Incident at Vichy is a full-length drama by Arthur Miller. In Nazi-occupied Vichy, France, nine men are rounded up under suspicious circumstances. None are told why they are held in a room by local authorities in aid of the Nazis, or when they can leave. As each man is removed for interrogation, some are set free, some are never heard from again, and the stakes rise for those who remain. Incident at Vichy is a taut historical drama by American master Arthur Miller. Especially recommended for school and contest use.

Incident at Vichy centres around the capture and questioning of a group of men during the Second World War. In the detention room of a Vichy police station in 1942, eight men have been picked up for questioning. As they wait to be called, they wonder why they were chosen. At first, their hopeful guess is that only their identity papers will be checked. But it soon develops that all of them are either Jews or are suspected to be. Two of the prisoners and one German policeman are the focal point of the play. The German is a wounded combat officer forced into the police assignment and detests it. More important though, are the other two. One is a former French officer, who has thoughts of overpowering the guard and trying to escape. The second is an Austrian nobleman, who had left Vienna in disgust after the Nazi occupation. A gentle lover of the arts, he despises the Nazis mainly because they are crude, vulgar and tasteless. In the end, the dramatic confrontation is between these two. The Frenchman is suspicious of the Austrian because he is convinced that all non-Jews have within them a strain of anti-Semitism. The Austrian must protest that he is not merely a superficial and theoretical idealist. In the end, he proves this by sacrificing his own life so that the Frenchman may go free, an act that confounds the suspicions of the one he saved, and redeems, at least in part, the concern and honour of decent men everywhere. Incident at Vichy is a haunting examination of the cold, bureaucratic efficiency of evil – and the shared humanity that might overcome it.

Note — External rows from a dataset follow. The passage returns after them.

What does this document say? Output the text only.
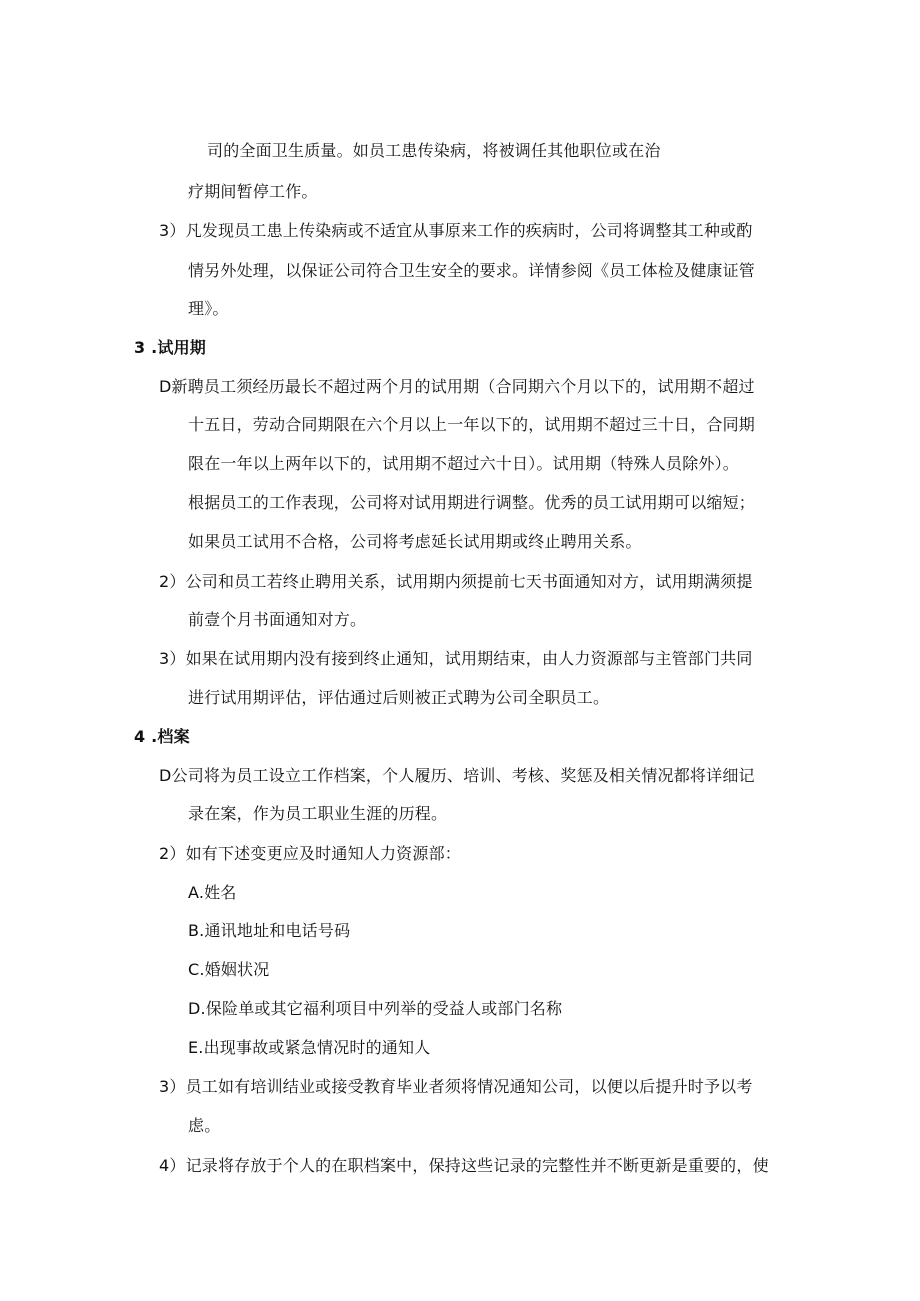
司的全面卫生质量。如员工患传染病，将被调任其他职位或在治
疗期间暂停工作。
3）凡发现员工患上传染病或不适宜从事原来工作的疾病时，公司将调整其工种或酌
情另外处理，以保证公司符合卫生安全的要求。详情参阅《员工体检及健康证管
理》。
3 .试用期
D新聘员工须经历最长不超过两个月的试用期（合同期六个月以下的，试用期不超过
十五日，劳动合同期限在六个月以上一年以下的，试用期不超过三十日，合同期
限在一年以上两年以下的，试用期不超过六十日）。试用期（特殊人员除外）。
根据员工的工作表现，公司将对试用期进行调整。优秀的员工试用期可以缩短；
如果员工试用不合格，公司将考虑延长试用期或终止聘用关系。
2）公司和员工若终止聘用关系，试用期内须提前七天书面通知对方，试用期满须提
前壹个月书面通知对方。
3）如果在试用期内没有接到终止通知，试用期结束，由人力资源部与主管部门共同
进行试用期评估，评估通过后则被正式聘为公司全职员工。
4 .档案
D公司将为员工设立工作档案，个人履历、培训、考核、奖惩及相关情况都将详细记
录在案，作为员工职业生涯的历程。
2）如有下述变更应及时通知人力资源部：
A.姓名
B.通讯地址和电话号码
C.婚姻状况
D.保险单或其它福利项目中列举的受益人或部门名称
E.出现事故或紧急情况时的通知人
3）员工如有培训结业或接受教育毕业者须将情况通知公司，以便以后提升时予以考
虑。
4）记录将存放于个人的在职档案中，保持这些记录的完整性并不断更新是重要的，使
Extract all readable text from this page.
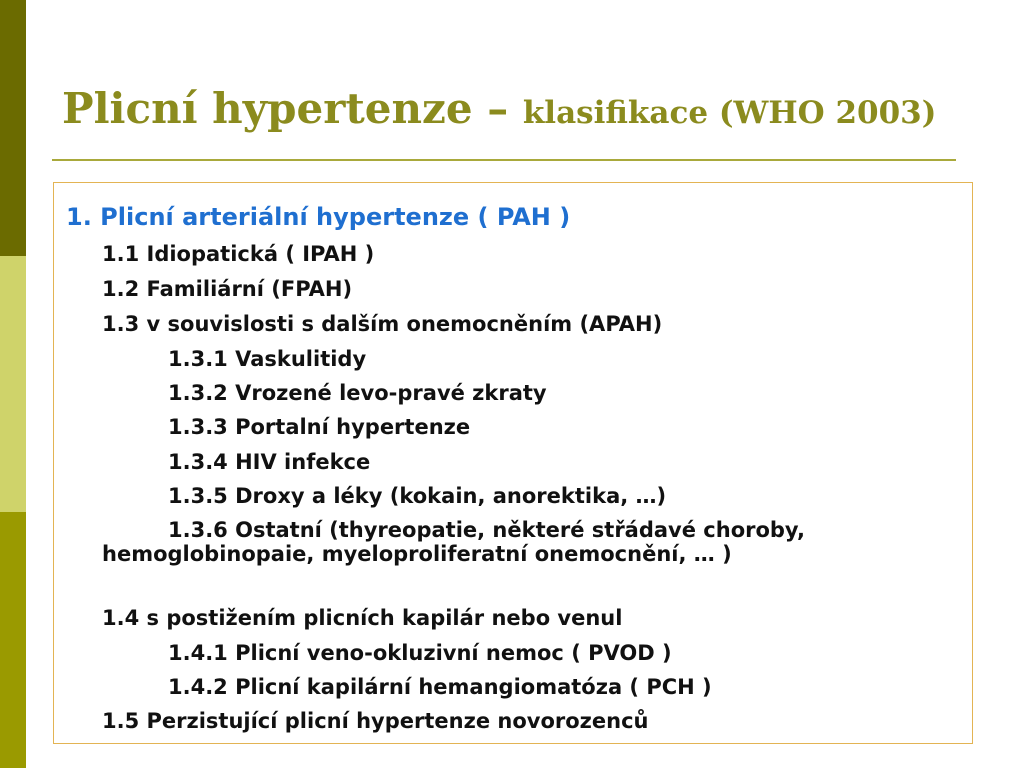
Plicní hypertenze – klasifikace (WHO 2003)
1. Plicní arteriální hypertenze ( PAH )
1.1 Idiopatická ( IPAH )
1.2 Familiární (FPAH)
1.3 v souvislosti s dalším onemocněním (APAH)
1.3.1 Vaskulitidy
1.3.2 Vrozené levo-pravé zkraty
1.3.3 Portalní hypertenze
1.3.4 HIV infekce
1.3.5 Droxy a léky (kokain, anorektika, …)
1.3.6 Ostatní (thyreopatie, některé střádavé choroby, hemoglobinopaie, myeloproliferatní onemocnění, … )
1.4 s postižením plicních kapilár nebo venul
1.4.1 Plicní veno-okluzivní nemoc ( PVOD )
1.4.2 Plicní kapilární hemangiomatóza ( PCH )
1.5 Perzistující plicní hypertenze novorozenců
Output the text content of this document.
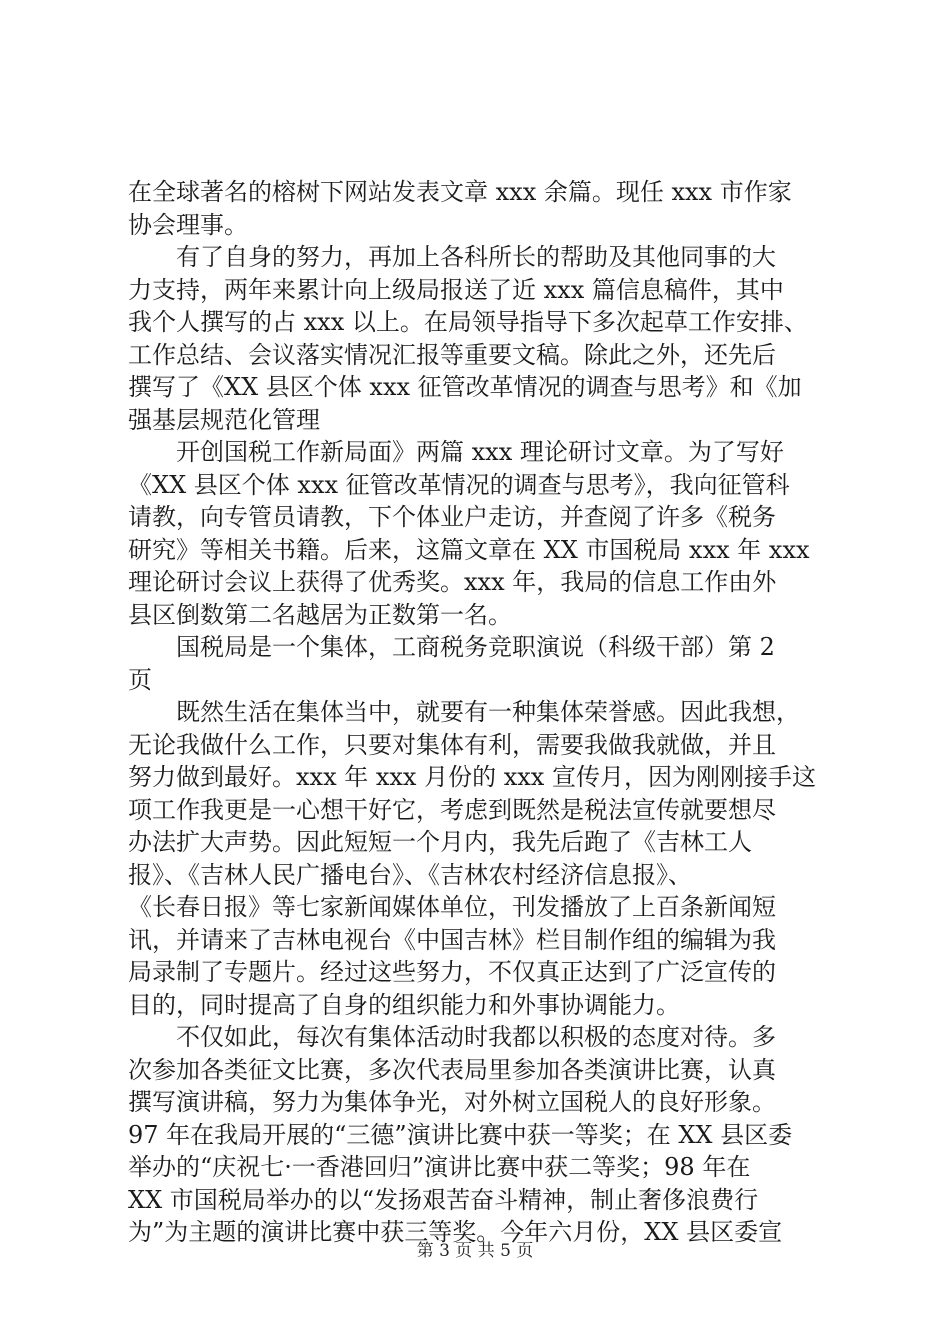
在全球著名的榕树下网站发表文章 xxx 余篇。现任 xxx 市作家
协会理事。
　　有了自身的努力，再加上各科所长的帮助及其他同事的大
力支持，两年来累计向上级局报送了近 xxx 篇信息稿件，其中
我个人撰写的占 xxx 以上。在局领导指导下多次起草工作安排、
工作总结、会议落实情况汇报等重要文稿。除此之外，还先后
撰写了《XX 县区个体 xxx 征管改革情况的调查与思考》和《加
强基层规范化管理
　　开创国税工作新局面》两篇 xxx 理论研讨文章。为了写好
《XX 县区个体 xxx 征管改革情况的调查与思考》，我向征管科
请教，向专管员请教，下个体业户走访，并查阅了许多《税务
研究》等相关书籍。后来，这篇文章在 XX 市国税局 xxx 年 xxx
理论研讨会议上获得了优秀奖。xxx 年，我局的信息工作由外
县区倒数第二名越居为正数第一名。
　　国税局是一个集体，工商税务竞职演说（科级干部）第 2
页
　　既然生活在集体当中，就要有一种集体荣誉感。因此我想，
无论我做什么工作，只要对集体有利，需要我做我就做，并且
努力做到最好。xxx 年 xxx 月份的 xxx 宣传月，因为刚刚接手这
项工作我更是一心想干好它，考虑到既然是税法宣传就要想尽
办法扩大声势。因此短短一个月内，我先后跑了《吉林工人
报》、《吉林人民广播电台》、《吉林农村经济信息报》、
《长春日报》等七家新闻媒体单位，刊发播放了上百条新闻短
讯，并请来了吉林电视台《中国吉林》栏目制作组的编辑为我
局录制了专题片。经过这些努力，不仅真正达到了广泛宣传的
目的，同时提高了自身的组织能力和外事协调能力。
　　不仅如此，每次有集体活动时我都以积极的态度对待。多
次参加各类征文比赛，多次代表局里参加各类演讲比赛，认真
撰写演讲稿，努力为集体争光，对外树立国税人的良好形象。
97 年在我局开展的“三德”演讲比赛中获一等奖；在 XX 县区委
举办的“庆祝七·一香港回归”演讲比赛中获二等奖；98 年在
XX 市国税局举办的以“发扬艰苦奋斗精神，制止奢侈浪费行
为”为主题的演讲比赛中获三等奖。今年六月份，XX 县区委宣
第 3 页 共 5 页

The Last Yankee premiered in 1964 on Broadway at the ANTA Washington Square Theatre in New York City. This large-cast play has enjoyed several revivals in professional theatres, has been mounted in college and community theatre productions and is an ideal choice for high school drama contests and festivals.

Cast: 21 male

What people say:

"Arthur Miller has written a moving play, a searching play, one of the most important plays of our time … Incident at Vichy returns the theater to greatness." — New York Times

"…continuously absorbing…." — New York Post

"A seething, searing and profoundly stirring drama." — Associated Press

About the Playwright:

Arthur Miller (1915-2005) is considered one of the great American playwrights. During the Depression, finances were scarce and he paid for his college tuition by working as a shipping clerk in a New York factory. He later wrote his first plays in college. With a career that spanned over 50 years, he wrote more than thirty plays that transformed American Theatre and proved to be both the conscience and redemption of the times. His probing dramas received many awards in his lifetime, including two Emmy awards and three Tony Awards for his plays, a Tony Award for Lifetime Achievement, and the Pulitzer Prize for Drama in 1949, for Death of a Salesman.